About Felipe Pantone and his Montana BLACK Artist Edition

Felipe Pantone’s work could be denominated as a perfect combination between Blade Runner and Photoshop (as Forbes magazine affirmed), but it also has a middle point that mashes up two concepts: dynamism and transformation. Questioning the meaning of time, dimension and movement, Pantone’s work has transcended its graffiti context, going well beyond walls. We had the chance to interview the Argentinian-Spanish artist, about his recent addition to the Montana Cans, limited edition, BLACK Artist Series cans.

Montana Cans: After all these years in the street art, graffiti and all the projects you have done for brands, gallery shows, museum shows, commissions for other artists (like musicians) and so on, how do you feel about your creative process? What would you like to explore in the next year?

Felipe Pantone: I feel it’s important for my creativity to be active, prolific, to have a lot of things on the plate. Usually something I find in graffiti applies to my art. Something I do on a mural influences my next painting, and so on. For me it’s important to change disciplines often, there’s always interesting stuff everywhere.

Montana Cans: What can you tell us about your new collaboration with Montana Cans for the Montana Black Artist Series?

Felipe Pantone: It’s something that we’ve been cooking for a long time. A personal dream of mine, and something that felt that needed to happen!

Montana Cans: Why did you choose that color specifically? If that color would be a person, how could you describe it in three words?

Felipe Pantone: I’m very interested in color and human vision, so when they asked me about designing an artist series can, the name “INFRA Red”, really got me. Anything happening between Ultra Violet and INFRA Red gets me. And Beyond. If it were a person, it would be energetic, dynamic, ULTRA.

Montana Cans: What does Montana Cans mean for you? What’s the specific reason why you chose this brand to paint your murals and create your artwork with?

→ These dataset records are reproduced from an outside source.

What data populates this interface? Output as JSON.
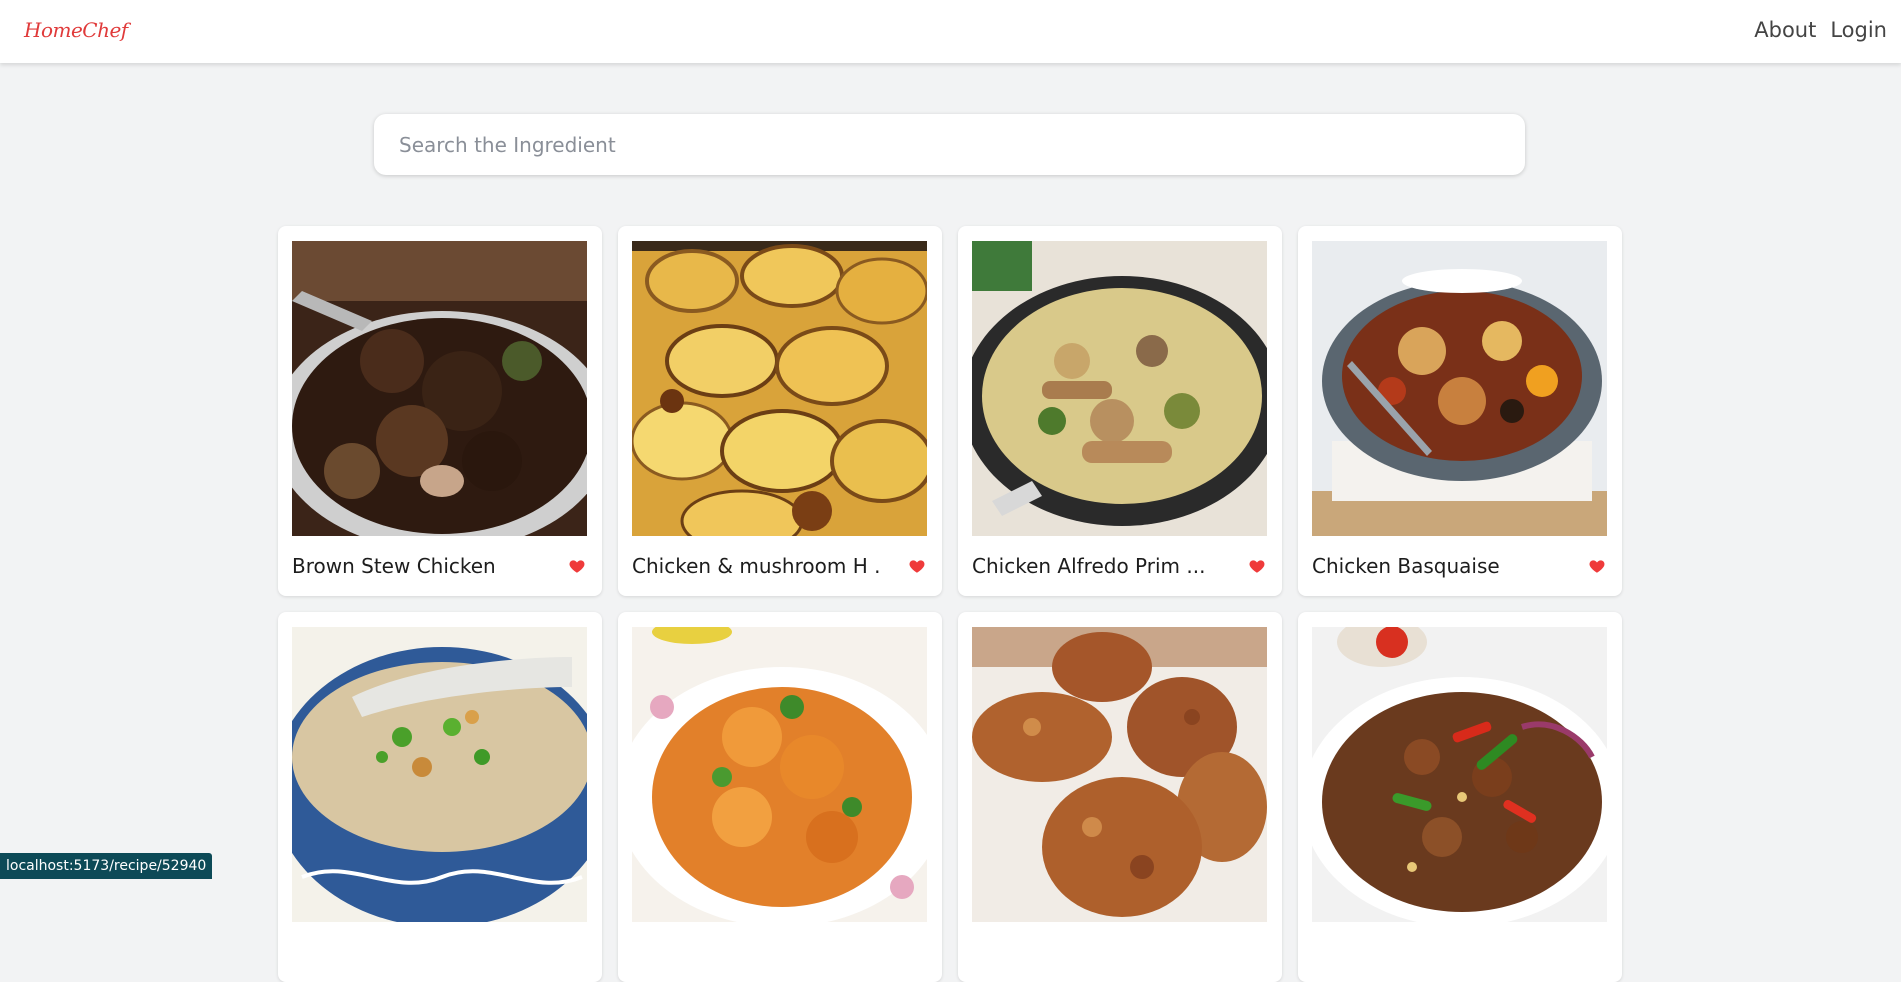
{
  "navbar": {
    "logo_text": "HomeChef",
    "links": [
      "About",
      "Login"
    ]
  },
  "search": {
    "placeholder": "Search the Ingredient",
    "value": ""
  },
  "recipes": [
    {
      "title": "Brown Stew Chicken",
      "image": "brown-stew-chicken-image",
      "favorite": true
    },
    {
      "title": "Chicken & mushroom H ...",
      "image": "chicken-mushroom-hotpot-image",
      "favorite": true
    },
    {
      "title": "Chicken Alfredo Prim ...",
      "image": "chicken-alfredo-primavera-image",
      "favorite": true
    },
    {
      "title": "Chicken Basquaise",
      "image": "chicken-basquaise-image",
      "favorite": true
    },
    {
      "title": "",
      "image": "congee-bowl-image",
      "favorite": false
    },
    {
      "title": "",
      "image": "chicken-curry-image",
      "favorite": false
    },
    {
      "title": "",
      "image": "fried-chicken-image",
      "favorite": false
    },
    {
      "title": "",
      "image": "chicken-stir-fry-image",
      "favorite": false
    }
  ],
  "status_bar": {
    "url": "localhost:5173/recipe/52940"
  },
  "colors": {
    "accent": "#e03a3a",
    "background": "#f2f3f4",
    "heart": "#ef3b3b",
    "status_bar": "#0d4a57"
  }
}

Felipe Pantone: I’ve been working with Montana Cans officially since 2005, when they created a series of writers teams all over Europe. I was very young and somehow they made me part of the team. That was very generous of them back then, so I always felt their support until this day. Either way, I wouldn’t be using the brand if it wasn’t because it’s simply the best, in terms of pressure, color brightness, paint quality, durability. I use it for my murals, for my graffiti, and for my paintings.

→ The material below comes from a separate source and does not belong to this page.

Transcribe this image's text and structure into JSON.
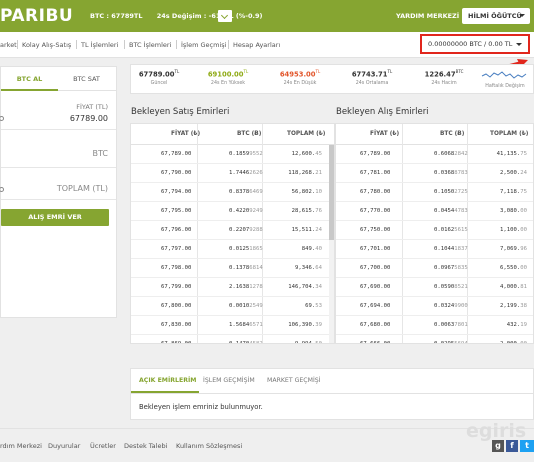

Montana Cans: Any other favorite color of Montana BLACK chart?

Felipe Pantone: Knock Out blue is probably my second favorite. I would have loved to design that one too.

Montana Cans: Your background is graffiti, and the meaning/ importance of letters. So how you think you have transcended words into new shapes, colors and data in your artwork nowadays?

Felipe Pantone: I found my style in graffiti. I was trying to get my pieces to stand out against the visual pollution in the streets. I wanted my graffiti to be loud so I increased the contrast (pictorially), and I started using vivid colors as well. This way I started exploring optical art, and also elements that reminded of computer graphics, which also influenced my thinking. Like nearly everyone else in the digital era. At some point I simply got rid of the letters of my name to create abstract compositions, but my research kept going in the same direction.

Anything happening between Ultra Violet and INFRA Red gets me.FELIPE PANTONE

Montana Cans: In your perspective, how has the evolution of street art changed the perception of the public space in our generation, and that the Internet and social media have become tools to understand this artistic movement worldwide?

Felipe Pantone: Not sure if social media makes you understand, but definitely helps to disclose information so you can see what’s going on beyond your neighborhood through a simple glance at your phone. I guess people now get the global idea of graffiti and street art being something that’s happening worldwide and on a massive scale.

Montana Cans: If you could be a piece of art by any other artist, what would you be?

Felipe Pantone: This is a tough one. Some days I’d like to be a big Solemn Anish Kapoor, some other days I’d be a Physichromie by Cruz-Diez, and some other days I’d be a funky Paul Loubet.

Montana Cans: What’s next for Felipe Pantone?

Felipe Pantone: I’m working on a millions of things right now. Future is next, but I’m always focused on the present.